The stairs are apparently longer, but the two columns supporting the pediment are there in both. We'll never know if it was intentional, but at least we can rejoice, as this isn't the kind of continuity you often see between two minor stories, especially if these two stories are by different authors, and none of those two authors is Carl Barks. Back to the story…


…Scrooge is very well-rendered here, too. At one point of his career, Tony Strobl drew him with a much-too-short, much-too-angular beak, but here he is entirely on-model. His eye rings are a nice touch (he was woken in the middle of the night, after all). The Lucky Dime's protective glass is shorter than usual, but it's okay (although putting a glass globe under one's head is still not a very careful thing to do).


Shenanigans ensue as Huey, Dewey and Louie, Scrooge, Hazel and the Beagle-Boys lead a battle of quiproquos, magics and wits throughout the Manor. The “magic” part is a little underwhelming, but it's very okay. And then, there's this. Calico Sam rides again! Ta-da!!! This crazy running gag really gets me every time. 

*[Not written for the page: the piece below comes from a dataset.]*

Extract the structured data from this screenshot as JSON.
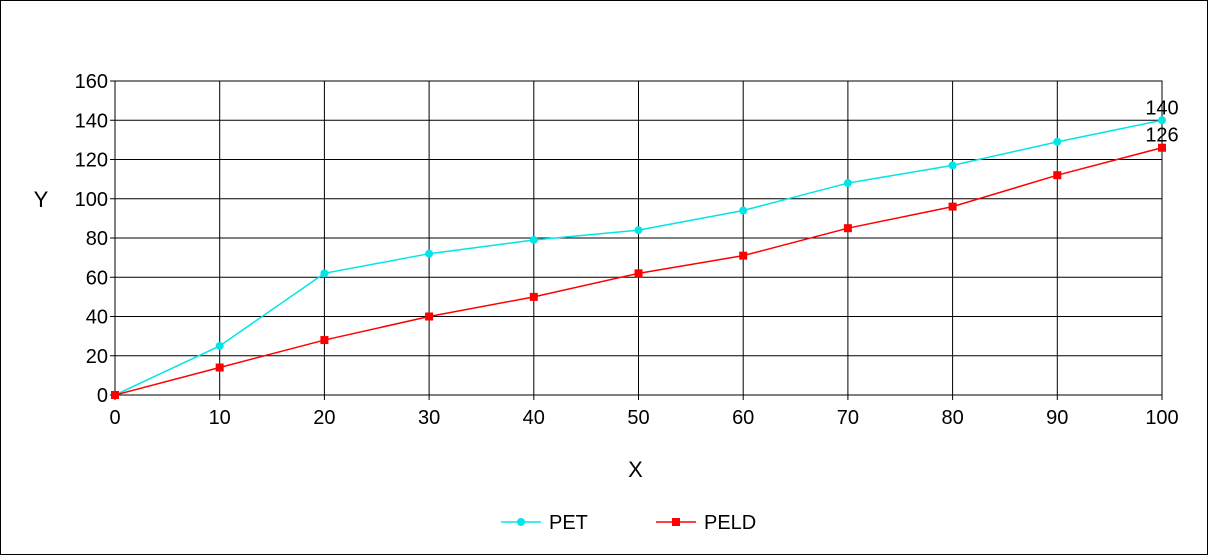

And there is the Beagle-centric punchline. I'd still like to point out some heavy furry confusion here. “I could have turned you into a police dog”… er, isn't this guy already an anthropomorphic dog? Additionally, isn't the Beagle Boy himself a dog, too? And that's emphasized by Scrooge's referring to them as “Beagles” instead of just “Beagle Boys”, something he does pretty rarely.